The effects of BPA exposure on CpG methylation level in genomic DNA in the brain and gonads have been reported. BPA at a low dose (20 μg/kg) was administered to pregnant ICR/Jcl mice and the methylation level changes in the forebrain of the fetus was analyzed by the genome-wide restriction landmark genomic scanning (RLGS) method [37], which showed that the methylation levels of 48 CpGs were altered. A low dose BPA (10 μg/kg) injection to pups of Sprague-Dawley (SD) rat has also been reported to lead to the hypomethylation of the phosphodiesterase type 4 gene in the prostate and increase susceptibility to 7,12-dimethylbenz[a]anthracene (DMBA)-induced prostate carcinogenesis [35]. On the other hand, in utero and lactational exposure of BPA (0.05, 7.5, 30 and 120 mg/kg/day, by oral) to the mother rats of inbred Fisher 344 strain did not result in the DMBA-induced carcinogenesis of the prostate [40]. The urinary excretion rate of BPA were 21% and 70%, and the fecal excretion rates of BPA were 42% and 50% in SD and Fisher 344 rats, respectively [41]. Furthermore, the absorption, distribution, metabolic rate, and excretion rate (ADME) vary depending on the rat strain. Therefore, differences in ADME values among strains may be reflected in blood BPA level and may have affected the experimental results. Additionally, there is an argument that closed colonies such as ICR mice and SD rats show genetic diversity within colonies, resulting in false positives data that occasionally occur due to genetic diversity that may arise even by simply dividing pups into two groups [42]. Thus, it is preferable to use inbred strain animals to exclude genetic variation among individuals in the analysis of epigenomic changes.
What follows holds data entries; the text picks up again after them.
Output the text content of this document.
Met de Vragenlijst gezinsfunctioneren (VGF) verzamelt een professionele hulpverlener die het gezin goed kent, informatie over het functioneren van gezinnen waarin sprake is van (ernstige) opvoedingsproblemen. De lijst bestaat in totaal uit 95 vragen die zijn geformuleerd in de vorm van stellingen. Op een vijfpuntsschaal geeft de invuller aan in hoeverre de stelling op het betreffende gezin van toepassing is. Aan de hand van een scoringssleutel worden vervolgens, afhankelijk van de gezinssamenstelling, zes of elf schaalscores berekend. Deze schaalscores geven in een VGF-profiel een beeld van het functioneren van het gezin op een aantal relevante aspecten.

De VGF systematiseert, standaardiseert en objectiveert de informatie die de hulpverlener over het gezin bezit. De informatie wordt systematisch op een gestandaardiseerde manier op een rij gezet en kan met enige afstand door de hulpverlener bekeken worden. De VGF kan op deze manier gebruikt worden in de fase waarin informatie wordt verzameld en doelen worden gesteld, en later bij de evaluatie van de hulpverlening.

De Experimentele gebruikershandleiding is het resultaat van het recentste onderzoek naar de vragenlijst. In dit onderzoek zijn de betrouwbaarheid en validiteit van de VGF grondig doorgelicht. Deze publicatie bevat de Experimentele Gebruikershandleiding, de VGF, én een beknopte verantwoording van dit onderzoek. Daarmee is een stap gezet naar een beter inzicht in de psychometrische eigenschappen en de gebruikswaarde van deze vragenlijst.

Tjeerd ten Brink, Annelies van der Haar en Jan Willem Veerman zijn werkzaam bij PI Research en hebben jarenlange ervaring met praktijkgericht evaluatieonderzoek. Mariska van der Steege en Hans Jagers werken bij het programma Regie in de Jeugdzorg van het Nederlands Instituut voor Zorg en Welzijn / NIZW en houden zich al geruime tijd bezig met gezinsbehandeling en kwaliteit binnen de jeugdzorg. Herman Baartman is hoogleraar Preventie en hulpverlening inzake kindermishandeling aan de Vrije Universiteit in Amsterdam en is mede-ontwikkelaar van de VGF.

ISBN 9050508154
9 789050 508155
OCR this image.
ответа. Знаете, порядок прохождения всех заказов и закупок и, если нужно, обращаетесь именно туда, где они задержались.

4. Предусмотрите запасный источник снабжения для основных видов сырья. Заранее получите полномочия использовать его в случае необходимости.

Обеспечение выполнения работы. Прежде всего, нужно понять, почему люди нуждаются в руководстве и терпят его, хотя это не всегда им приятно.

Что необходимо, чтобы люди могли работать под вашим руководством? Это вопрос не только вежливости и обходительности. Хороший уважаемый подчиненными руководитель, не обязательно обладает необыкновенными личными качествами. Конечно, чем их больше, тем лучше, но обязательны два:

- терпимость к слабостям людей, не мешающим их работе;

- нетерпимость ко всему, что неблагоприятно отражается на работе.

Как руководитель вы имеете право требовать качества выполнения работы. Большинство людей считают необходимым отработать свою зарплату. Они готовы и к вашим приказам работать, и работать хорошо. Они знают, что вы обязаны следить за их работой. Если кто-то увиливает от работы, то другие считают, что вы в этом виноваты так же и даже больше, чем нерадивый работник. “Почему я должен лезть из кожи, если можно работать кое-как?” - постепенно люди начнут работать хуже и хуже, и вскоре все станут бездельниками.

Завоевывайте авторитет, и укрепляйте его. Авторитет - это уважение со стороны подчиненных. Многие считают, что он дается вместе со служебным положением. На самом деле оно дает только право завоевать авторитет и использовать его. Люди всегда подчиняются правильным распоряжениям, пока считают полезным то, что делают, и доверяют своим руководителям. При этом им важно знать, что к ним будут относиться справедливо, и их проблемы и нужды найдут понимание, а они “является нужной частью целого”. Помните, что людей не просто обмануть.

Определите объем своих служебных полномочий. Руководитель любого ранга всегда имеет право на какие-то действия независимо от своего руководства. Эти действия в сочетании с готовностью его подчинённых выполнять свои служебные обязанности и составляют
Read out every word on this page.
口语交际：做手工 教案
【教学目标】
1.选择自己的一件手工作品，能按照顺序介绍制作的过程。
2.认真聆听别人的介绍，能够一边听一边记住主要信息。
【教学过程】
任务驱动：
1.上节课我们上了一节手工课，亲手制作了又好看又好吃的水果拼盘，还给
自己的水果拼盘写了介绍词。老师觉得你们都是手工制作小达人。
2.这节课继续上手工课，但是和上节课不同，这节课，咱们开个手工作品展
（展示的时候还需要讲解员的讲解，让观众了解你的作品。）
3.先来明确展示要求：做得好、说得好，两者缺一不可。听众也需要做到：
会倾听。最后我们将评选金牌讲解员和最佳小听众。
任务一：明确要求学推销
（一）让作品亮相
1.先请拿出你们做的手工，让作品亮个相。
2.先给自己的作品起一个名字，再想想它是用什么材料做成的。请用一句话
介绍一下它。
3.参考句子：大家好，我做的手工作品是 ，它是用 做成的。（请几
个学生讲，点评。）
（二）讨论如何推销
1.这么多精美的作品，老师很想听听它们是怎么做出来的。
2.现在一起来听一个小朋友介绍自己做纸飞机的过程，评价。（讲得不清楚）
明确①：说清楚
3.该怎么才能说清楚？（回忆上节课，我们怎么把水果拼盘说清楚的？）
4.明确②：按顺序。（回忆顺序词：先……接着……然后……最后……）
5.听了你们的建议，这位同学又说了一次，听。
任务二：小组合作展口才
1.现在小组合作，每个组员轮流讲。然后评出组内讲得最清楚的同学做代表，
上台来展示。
As an example, when using inbred Avy mice, it has been reported that prenatal BPA exposure (50-mg BPA/kg diet) decreased the CpG methylation levels of the transposon sequence in Agouti by about 10% [33]. Agouti determines body hair color and the inserted transposon methylation negatively regulates gene expression. Therefore, they concluded that the yellow hair of Avy mice changed into brown due to this hypomethylation. However, they did not study whether there was any alteration in other genes. Using inbred BALB/c mice, there was a report that prenatal exposure of BPA (200 μg/kg/day, by oral) hypermethylated the transcriptional regulatory region of the hippocampal neurotrophic factor (BDNF) of the males and consequently decreased the mRNA expression level [36]. Additionally, they also analyzed using free DNA in blood and interestingly showed that brain BDNF methylation levels correlate with those of blood DNA [36]. The levels of 17β-estradiol and testosterone and the ratio of these two sex hormones were different between mouse strains [43]. The difference in the endocrine system between C57BL/6 J and CBA/Lac mice appears to affect the activity of endocrine disruptors, such as BPA. In addition, although 17β-estradiol had been used to positive control in the studies of effect for prenatal BPA exposure of SD rat offspring on increase DMBA-induced prostate carcinogenesis [35], neonatal exposure of 17β-estradiol had no effects on mutagenicity of DMBA in reproductive tissues of adult Big Blue transgenic mice [44]. Thus, the difference in genetic background may change the effects of BPA. Although we analyzed 43,840 CpGs in this study, which are approximately 0.3% out of the total 20,000,000 CpGs in mouse genome, we were unable to detect statistically significant changes in CpG methylation levels, which might be due to the stability of the methylated CpG in the C57BL/6 J mouse hippocampus against small amount of environmental chemicals. If further analysis is performed with a wider coverage, it may be possible to detect significant BPA-specific methylation level alterations even in the C57BL/6 J hippocampus.

Conclusions

In this study, we investigated whether BPA alters CpG methylation levels in the mouse hippocampus. Despite the use of MSD–AFLP analysis, which is a high-precision and highly sensitive analytical method, no changes in methylation levels as the effect of low-dose BPA exposure were detected. Therefore, although further analysis is necessary, we concluded that under the experimental conditions of the present study, the effects of prenatal BPA exposure on the hippocampal DNA methylation are extremely small.